The atomic octocat is out of the bag

GitHub puts their hat in the ring with a new editor written by Web developers for Web developers, hackable from the get go!

“The atom is a basic unit of matter that consists of a dense central nucleus surrounded by a cloud of negatively charged electrons.”

I am very excited to see Atom, the developer environment from Github, come out into the world. Birthing a new editor is no small feat. It is hard to know when it is “ready” because there is the potential of death due to a thousand paper cuts.

Ben and I choose to build Bespin as we wanted to show that the Web could build something worthy of being your text editor. We got part of the way there, and I am proud of the community that made that happen, as well as other people that have taken it further over the years.

The GitHub crew kindly showed me Atom awhile ago. It was awesome to see, because I always wanted Bespin to have a strong home with GitHub.

It was so obvious:

  • One of the goals of Bespin was to help people build open source software. An editor of the Web could make it trivial to jump into a project and help you get productive much faster than it is possible today
  • The community was at GitHub. You can do so much with that data to help people build software. I can’t wait to see a future where things like “I have seen this code before, need help?” becomes something not as bad as Clippy 😉
  • GitHub’s slogan was “Social Coding” for God’s sake! (I am mad at them that it took this long ;)

In fact, one of our early hack sessions was with the GitHubbers in their “office” on the second floor of an Italian coffee shop. It was fun to show them what we were working on and share some of the vision.

We quickly realized that trying to get a developer to switch from their beloved Emacs, Vim, or now Sublime etc… is truly a religious war. Rather than waiting to build everything out, we wanted to have reasons to use Bespin as well as your main editor. We wanted to focus on what the Web could do for you.

This lead to a vision that consisted of:

  • Totally hackable editor in the Web (all JavaScript). Now, with Node, folks have taken that to the next level (including Atom) where you can use the same Web developer tools on the tool itself. Awesome.
  • Collaboration: Pair programming, or in general just being able to hack with folks was important. How cool would it be if you were editing something and in real-time found out “hey just so you know, Bob just commited something to his branch on that code”. There is more to “collaboration” than inline sharing
  • Layers: Text is great, but what about layering on more? Show me where my hot spots are in the code so I know where to refactor. Tests are failing? show me in the editor where. I should be able to turn on and off layers depending on what I care about. There is much exploration to be done here IMO
  • Forkable: I want to see what Brendan Eich’s environment is like and tweak it. I would love to watch a coding session. I would like to have a timeline and move it back and forth. I would like a chat log to be tied together with coding so you can see what people were talking about as they coded… richer documentation on the “why” than anything in a comment

I think that it is interesting to see this as github.com/atom. I love that they have done a great job and bridging the worlds of native and Web for the true best of both worlds. As with Bespin, I can’t wait to see what other people do with it since it is so hackable and the Web devs can hack on their own tools.

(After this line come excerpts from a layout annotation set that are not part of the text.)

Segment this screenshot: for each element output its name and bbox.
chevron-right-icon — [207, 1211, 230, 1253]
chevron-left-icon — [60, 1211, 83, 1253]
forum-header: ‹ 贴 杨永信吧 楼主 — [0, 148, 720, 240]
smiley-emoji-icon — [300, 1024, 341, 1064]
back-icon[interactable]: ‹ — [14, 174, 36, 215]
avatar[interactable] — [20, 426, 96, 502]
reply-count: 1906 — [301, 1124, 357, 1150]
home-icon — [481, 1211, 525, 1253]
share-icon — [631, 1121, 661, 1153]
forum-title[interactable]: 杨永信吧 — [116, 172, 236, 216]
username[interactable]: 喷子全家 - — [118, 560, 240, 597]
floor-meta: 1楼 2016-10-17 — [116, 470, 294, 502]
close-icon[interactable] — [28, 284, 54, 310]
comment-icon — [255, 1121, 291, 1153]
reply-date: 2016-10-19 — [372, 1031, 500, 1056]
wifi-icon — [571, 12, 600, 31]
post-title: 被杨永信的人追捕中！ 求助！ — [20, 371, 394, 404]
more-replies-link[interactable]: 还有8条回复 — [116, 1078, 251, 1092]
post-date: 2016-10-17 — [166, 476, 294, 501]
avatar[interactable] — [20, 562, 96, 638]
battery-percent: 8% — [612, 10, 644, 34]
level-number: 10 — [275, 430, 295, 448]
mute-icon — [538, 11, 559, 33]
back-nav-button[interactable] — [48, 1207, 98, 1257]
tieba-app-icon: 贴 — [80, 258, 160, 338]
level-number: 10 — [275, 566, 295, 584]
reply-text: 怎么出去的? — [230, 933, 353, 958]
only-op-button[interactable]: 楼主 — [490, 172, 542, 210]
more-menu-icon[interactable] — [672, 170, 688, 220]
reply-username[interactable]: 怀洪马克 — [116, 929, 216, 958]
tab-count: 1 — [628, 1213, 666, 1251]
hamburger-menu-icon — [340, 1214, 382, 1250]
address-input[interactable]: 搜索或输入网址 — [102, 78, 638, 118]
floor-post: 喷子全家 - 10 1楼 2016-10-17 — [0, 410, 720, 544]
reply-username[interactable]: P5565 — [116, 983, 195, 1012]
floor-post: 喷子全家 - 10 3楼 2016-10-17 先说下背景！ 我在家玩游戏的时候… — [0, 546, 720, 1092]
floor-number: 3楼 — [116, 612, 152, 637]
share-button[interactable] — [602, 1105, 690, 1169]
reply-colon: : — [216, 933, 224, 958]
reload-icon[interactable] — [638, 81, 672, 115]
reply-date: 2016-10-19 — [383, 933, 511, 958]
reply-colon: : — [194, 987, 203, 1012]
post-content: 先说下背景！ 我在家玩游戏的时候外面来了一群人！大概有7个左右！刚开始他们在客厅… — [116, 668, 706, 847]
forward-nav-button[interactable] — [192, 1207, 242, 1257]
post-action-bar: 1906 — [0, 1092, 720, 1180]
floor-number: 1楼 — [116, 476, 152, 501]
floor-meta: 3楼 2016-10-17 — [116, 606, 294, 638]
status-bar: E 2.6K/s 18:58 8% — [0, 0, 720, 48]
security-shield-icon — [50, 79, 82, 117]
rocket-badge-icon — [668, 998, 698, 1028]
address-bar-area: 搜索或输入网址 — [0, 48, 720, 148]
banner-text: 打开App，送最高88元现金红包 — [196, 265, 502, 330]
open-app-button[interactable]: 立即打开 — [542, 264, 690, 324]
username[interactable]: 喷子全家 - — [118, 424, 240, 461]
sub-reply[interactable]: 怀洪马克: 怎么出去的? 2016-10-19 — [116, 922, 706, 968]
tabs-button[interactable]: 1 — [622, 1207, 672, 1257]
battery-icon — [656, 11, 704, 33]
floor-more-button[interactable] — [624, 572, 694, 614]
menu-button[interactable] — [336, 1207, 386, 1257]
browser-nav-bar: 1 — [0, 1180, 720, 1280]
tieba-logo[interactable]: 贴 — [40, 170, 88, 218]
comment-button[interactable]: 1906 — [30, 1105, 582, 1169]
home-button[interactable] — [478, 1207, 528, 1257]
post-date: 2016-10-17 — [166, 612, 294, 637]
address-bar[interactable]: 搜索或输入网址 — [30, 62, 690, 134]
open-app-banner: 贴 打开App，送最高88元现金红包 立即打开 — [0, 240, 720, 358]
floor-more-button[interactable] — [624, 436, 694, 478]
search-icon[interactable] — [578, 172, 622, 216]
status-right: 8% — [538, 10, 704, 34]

I also know that a first release of an editor is a delicate beast. I don’t want people to have their hopes too high, and for those hopes to be aspirational. It will take time. GitHub will give it that time, and I look forward to seeing what happens.

Congrats to the Atom team (and the other teams working on developer tools such as Brackets!)

ps. As much as I am excited about Atom and how it will actually go on to change how we develop product, I am also very excited at the hybrid stack that has been built and how it performs. If I was to write a native desktop app, I would like to do it with that ☺

pps. A number of people have commented on “is Atom open source?” @mojombo speaks up to say:

Atom won’t be closed source, but it won’t be open source either. It will be somewhere inbetween, making it easy for us to charge for Atom while still making the source available under a restrictive license so you can see how everything works. We haven’t finalized exactly how this will work yet. We will have full details ready for the official launch.